Abstract

The study examined the impact of insurance companies’ investment on bank liquidity and economic growth of Nigeria. This is basically to determine the extent of insurance companies contribution to liquidity formation in the banking sector which has being the major cause of bank failures as a financial intermediary and a dealer in short-term securities thereby mobilizing resources for real economic sector. The population of the study is made up of the fifty-nine Nigeria (59) insurance companies in Nigeria. Time series data from the central bank statistical bulletin on total insurance business investment was the source for secondary data. The study employed both inferential and Descriptive Statistics. The E-view statistical package was used for data analysis and test for three (3) hypotheses. The study reveals that there is no significant relationship between short-term investments of insurance companies and banks liquidity, that there exist no significant relationship between short term investment of insurance companies and liquidity formation of the Nigerian money market. The study also reveals that there exist a positive but not significant relation between insurance premium and Gross Domestic product in Nigeria.
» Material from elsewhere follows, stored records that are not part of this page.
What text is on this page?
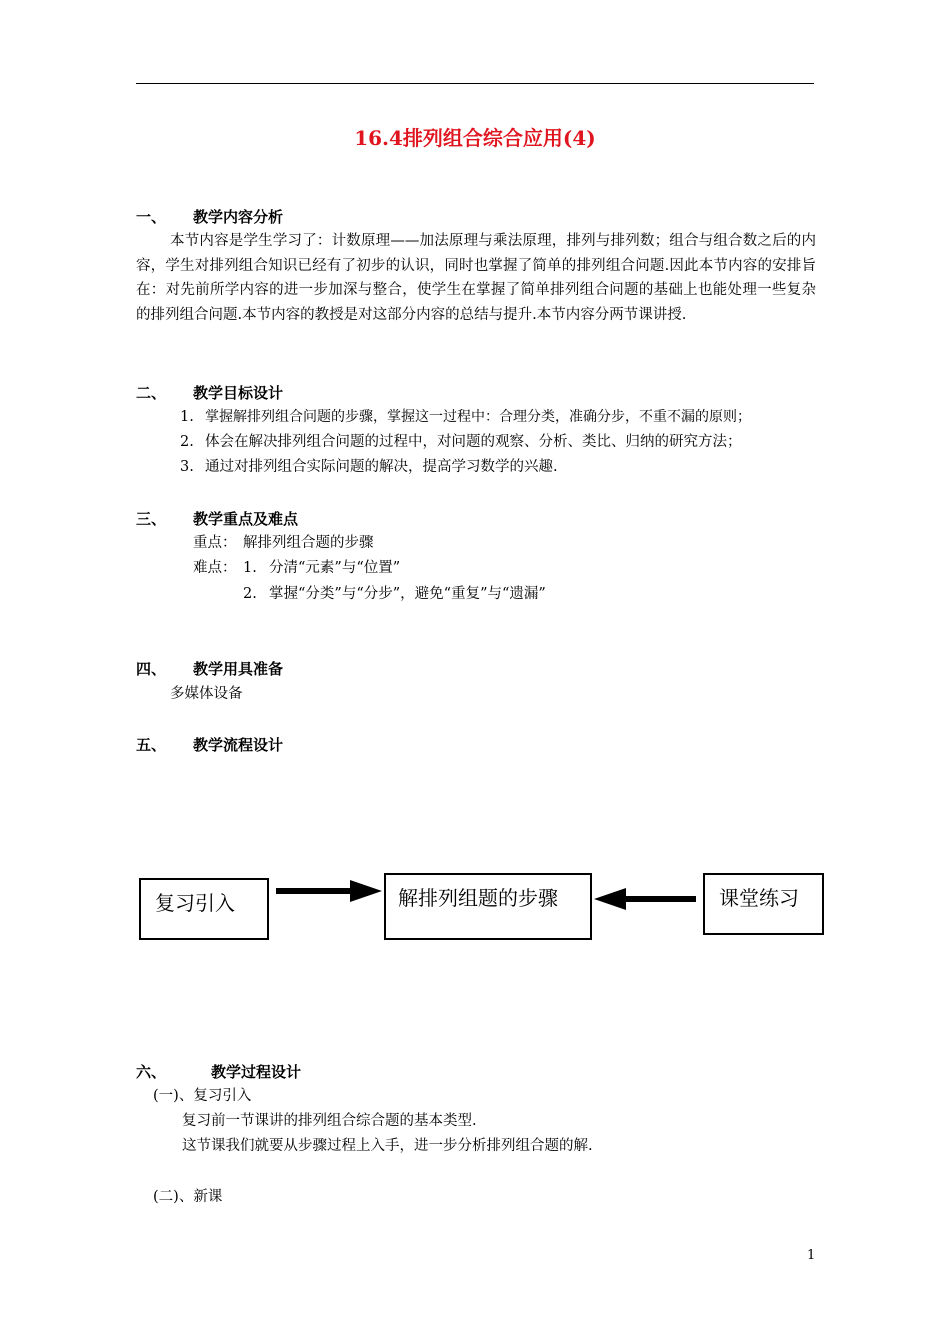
16.4排列组合综合应用(4)
一、 教学内容分析
本节内容是学生学习了：计数原理——加法原理与乘法原理，排列与排列数；组合与组合数之后的内容，学生对排列组合知识已经有了初步的认识，同时也掌握了简单的排列组合问题.因此本节内容的安排旨在：对先前所学内容的进一步加深与整合，使学生在掌握了简单排列组合问题的基础上也能处理一些复杂的排列组合问题.本节内容的教授是对这部分内容的总结与提升.本节内容分两节课讲授.
二、 教学目标设计
1. 掌握解排列组合问题的步骤，掌握这一过程中：合理分类，准确分步，不重不漏的原则；
2. 体会在解决排列组合问题的过程中，对问题的观察、分析、类比、归纳的研究方法；
3. 通过对排列组合实际问题的解决，提高学习数学的兴趣.
三、 教学重点及难点
重点： 解排列组合题的步骤
难点： 1. 分清“元素”与“位置”
2. 掌握“分类”与“分步”，避免“重复”与“遗漏”
四、 教学用具准备
多媒体设备
五、 教学流程设计
复习引入	解排列组题的步骤	课堂练习
六、	教学过程设计
(一)、复习引入
复习前一节课讲的排列组合综合题的基本类型.
这节课我们就要从步骤过程上入手，进一步分析排列组合题的解.
(二)、新课
1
The study concludes that insurance companies in Nigeria do not impact significantly on the liquidity of banks, money market and economic growth in Nigeria. The study recommends that insurance companies be recapitalized to afford them more resources to expand their investment portfolios to stimulate liquidity formation. That the insurance companies should be more innovative and provide more services to courte public attention and participation to close the insurance gap. The National Insurance Commission (NAICOM) should also ensure compliance and adherence to regulations in the industry.